Die Hälfte des Bundesvorstandes wird ausgetauscht. Und das ist eine echte Zäsur in der Geschichte der Grünen, denn Claudia Roth wird nicht mehr Teil der Parteispitze sein.
"I am what I am and what I am needs no excuses.”"
Schrill, bunt, bioenergiegeladen - laut, polarisierend: So ist Claudia Roth und so feiern und verabschieden die Grünen ihre langjährige Vorsitzende. Über die Leinwände auf der Bühne flimmert ein liebevoll zusammengestellter zehnminütiger Film über Stationen einer politischen Karriere, wechselnde Haarfarben und Kleidungsstile.
Im November vergangenen Jahres hatte eine BDK Claudia Roth noch mit großer Mehrheit wiedergewählt – nachdem sie zuvor als Spitzenkandidatin durchgefallen war. Standing Ovations diesmal auch für sie, der Saal ist voll und tobt, Roth ringt mit den Tränen.
"Du verkörperst die emotionale Wahrheit unserer grünen Politik wie niemand sonst."
Der Bundestagsabgeordnete Frithjof Schmidt hält eine der beiden Dankesreden.
Wieder gefasst tritt Roth ein letztes Mal als Vorsitzende ans Rednerpult. Mit der für sie typischen Vehemenz zählt sie alles Anliegen und Gruppen auf, für die die Grünen sich nach wie vor einsetzen sollten.

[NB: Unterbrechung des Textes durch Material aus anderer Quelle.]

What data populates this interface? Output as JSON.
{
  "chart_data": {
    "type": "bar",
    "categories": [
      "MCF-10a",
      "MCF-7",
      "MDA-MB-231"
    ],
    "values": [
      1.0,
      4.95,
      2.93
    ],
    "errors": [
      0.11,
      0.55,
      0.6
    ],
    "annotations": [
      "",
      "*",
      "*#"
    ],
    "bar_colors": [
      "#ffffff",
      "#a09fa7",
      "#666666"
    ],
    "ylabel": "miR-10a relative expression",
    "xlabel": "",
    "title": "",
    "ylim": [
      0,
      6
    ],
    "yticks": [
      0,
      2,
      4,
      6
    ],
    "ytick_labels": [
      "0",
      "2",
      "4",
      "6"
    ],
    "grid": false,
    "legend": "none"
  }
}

"Also lasst uns zusammen mit den Umweltverbänden gegen die Kohlekraft kämpfen. Lasst uns mit Bäuerinnen und Bauern gegen die Massentierhaltung kämpfen. Lasst uns mit Männern für die volle Gleichberechtigung von Frauen kämpfen."

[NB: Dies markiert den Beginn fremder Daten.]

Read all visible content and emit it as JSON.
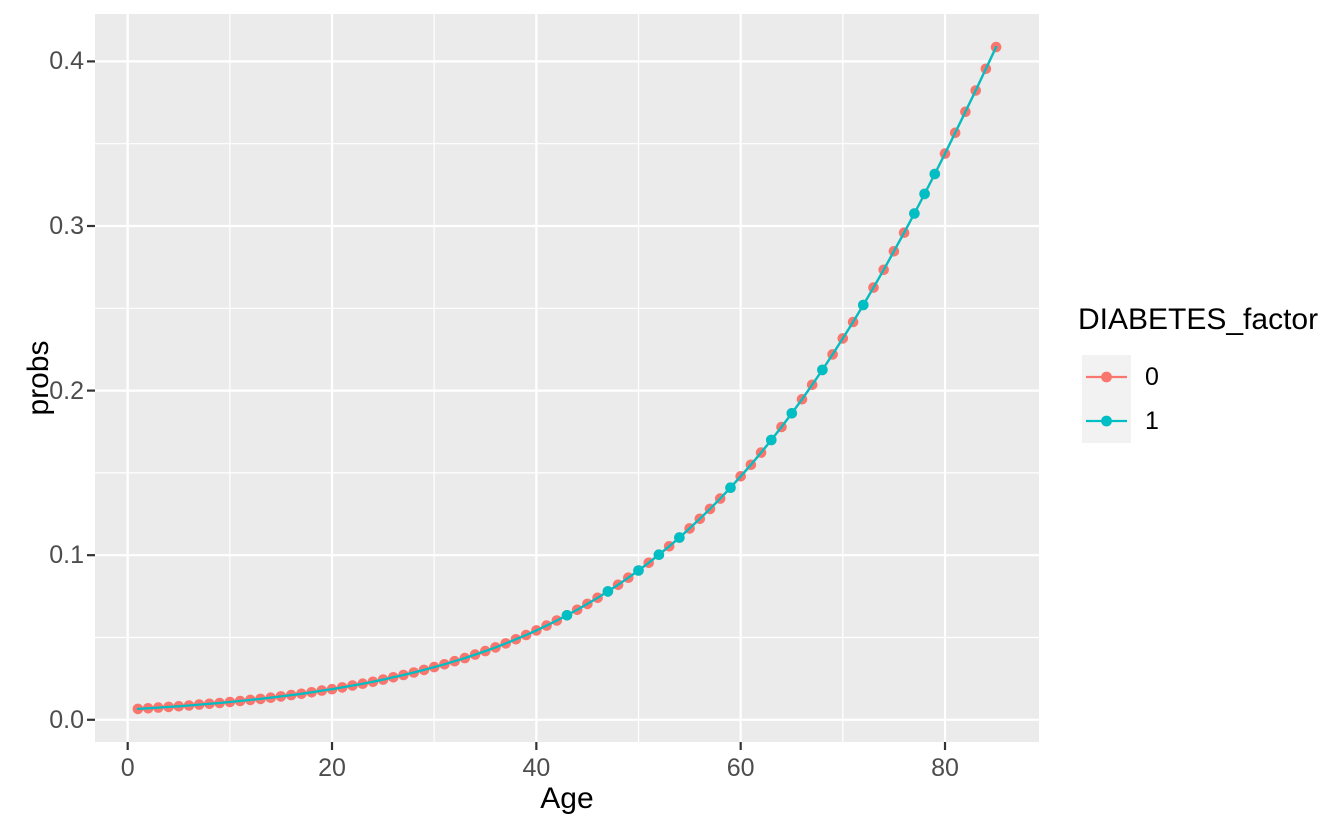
{
  "chart_data": {
    "type": "line",
    "title": "",
    "xlabel": "Age",
    "ylabel": "probs",
    "x_ticks": {
      "values": [
        0,
        20,
        40,
        60,
        80
      ],
      "labels": [
        "0",
        "20",
        "40",
        "60",
        "80"
      ]
    },
    "y_ticks": {
      "values": [
        0.0,
        0.1,
        0.2,
        0.3,
        0.4
      ],
      "labels": [
        "0.0",
        "0.1",
        "0.2",
        "0.3",
        "0.4"
      ]
    },
    "x_minor": [
      10,
      30,
      50,
      70
    ],
    "y_minor": [
      0.05,
      0.15,
      0.25,
      0.35
    ],
    "xlim": [
      -3.2,
      89.2
    ],
    "ylim": [
      -0.0135,
      0.4288
    ],
    "grid": true,
    "legend_position": "right",
    "panel_bg": "#EBEBEB",
    "grid_color": "#FFFFFF",
    "tick_mark_color": "#333333",
    "tick_label_color": "#4D4D4D",
    "legend": {
      "title": "DIABETES_factor",
      "key_bg": "#F2F2F2",
      "entries": [
        {
          "label": "0",
          "color": "#F8766D"
        },
        {
          "label": "1",
          "color": "#00BFC4"
        }
      ]
    },
    "x": [
      1,
      2,
      3,
      4,
      5,
      6,
      7,
      8,
      9,
      10,
      11,
      12,
      13,
      14,
      15,
      16,
      17,
      18,
      19,
      20,
      21,
      22,
      23,
      24,
      25,
      26,
      27,
      28,
      29,
      30,
      31,
      32,
      33,
      34,
      35,
      36,
      37,
      38,
      39,
      40,
      41,
      42,
      43,
      44,
      45,
      46,
      47,
      48,
      49,
      50,
      51,
      52,
      53,
      54,
      55,
      56,
      57,
      58,
      59,
      60,
      61,
      62,
      63,
      64,
      65,
      66,
      67,
      68,
      69,
      70,
      71,
      72,
      73,
      74,
      75,
      76,
      77,
      78,
      79,
      80,
      81,
      82,
      83,
      84,
      85
    ],
    "series": [
      {
        "name": "0",
        "color": "#F8766D",
        "point_ages": "all",
        "values": [
          0.0066,
          0.007,
          0.0074,
          0.0078,
          0.0082,
          0.0087,
          0.0092,
          0.0097,
          0.0102,
          0.0108,
          0.0114,
          0.0121,
          0.0127,
          0.0134,
          0.0142,
          0.015,
          0.0158,
          0.0167,
          0.0177,
          0.0186,
          0.0197,
          0.0208,
          0.0219,
          0.0231,
          0.0244,
          0.0258,
          0.0272,
          0.0287,
          0.0303,
          0.032,
          0.0337,
          0.0356,
          0.0375,
          0.0396,
          0.0417,
          0.044,
          0.0464,
          0.0489,
          0.0515,
          0.0543,
          0.0572,
          0.0603,
          0.0635,
          0.0668,
          0.0704,
          0.0741,
          0.078,
          0.082,
          0.0863,
          0.0907,
          0.0954,
          0.1003,
          0.1054,
          0.1107,
          0.1163,
          0.1221,
          0.1281,
          0.1344,
          0.141,
          0.1479,
          0.1549,
          0.1623,
          0.17,
          0.1779,
          0.1862,
          0.1947,
          0.2035,
          0.2126,
          0.222,
          0.2317,
          0.2417,
          0.252,
          0.2626,
          0.2734,
          0.2846,
          0.2959,
          0.3076,
          0.3195,
          0.3316,
          0.344,
          0.3566,
          0.3694,
          0.3823,
          0.3955,
          0.4087
        ]
      },
      {
        "name": "1",
        "color": "#00BFC4",
        "point_ages": [
          43,
          47,
          50,
          52,
          54,
          59,
          63,
          65,
          68,
          72,
          77,
          78,
          79
        ],
        "values": [
          0.0066,
          0.007,
          0.0074,
          0.0078,
          0.0082,
          0.0087,
          0.0092,
          0.0097,
          0.0102,
          0.0108,
          0.0114,
          0.0121,
          0.0127,
          0.0134,
          0.0142,
          0.015,
          0.0158,
          0.0167,
          0.0177,
          0.0186,
          0.0197,
          0.0208,
          0.0219,
          0.0231,
          0.0244,
          0.0258,
          0.0272,
          0.0287,
          0.0303,
          0.032,
          0.0337,
          0.0356,
          0.0375,
          0.0396,
          0.0417,
          0.044,
          0.0464,
          0.0489,
          0.0515,
          0.0543,
          0.0572,
          0.0603,
          0.0635,
          0.0668,
          0.0704,
          0.0741,
          0.078,
          0.082,
          0.0863,
          0.0907,
          0.0954,
          0.1003,
          0.1054,
          0.1107,
          0.1163,
          0.1221,
          0.1281,
          0.1344,
          0.141,
          0.1479,
          0.1549,
          0.1623,
          0.17,
          0.1779,
          0.1862,
          0.1947,
          0.2035,
          0.2126,
          0.222,
          0.2317,
          0.2417,
          0.252,
          0.2626,
          0.2734,
          0.2846,
          0.2959,
          0.3076,
          0.3195,
          0.3316,
          0.344,
          0.3566,
          0.3694,
          0.3823,
          0.3955,
          0.4087
        ]
      }
    ]
  }
}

Claudia Roth will Bundestagsvizepräsidentin werden, sie liefert eine fast staatstragende Rede über ihren Auftrag - ihr Erbe als Parteichefin - vorgetragen wie eine Antrittsrede:
"Lasst uns mit den Kirchen für die Schwächsten und gegen die Globalisierung der Gleichgültigkeit kämpfen…"
Eine lange Rede, Winfried Kretschmann in der ersten Reihe reibt sich bereits die Augen. Im Anschluss stehen noch einmal alle Delegierten auf, Roth nimmt Applaus, Jubel und Umarmungen entgegen, dann greift sie nach Handtasche, Blumenstrauß und Mantel und verlässt rasch die Bühne. Wenn eine Kamera auf sie zu kommt oder sie angesprochen wird, lächelt sie, dann wird ihr Gesicht wieder traurig und ernst, der Abschiedsschmerz ist ihr anzusehen.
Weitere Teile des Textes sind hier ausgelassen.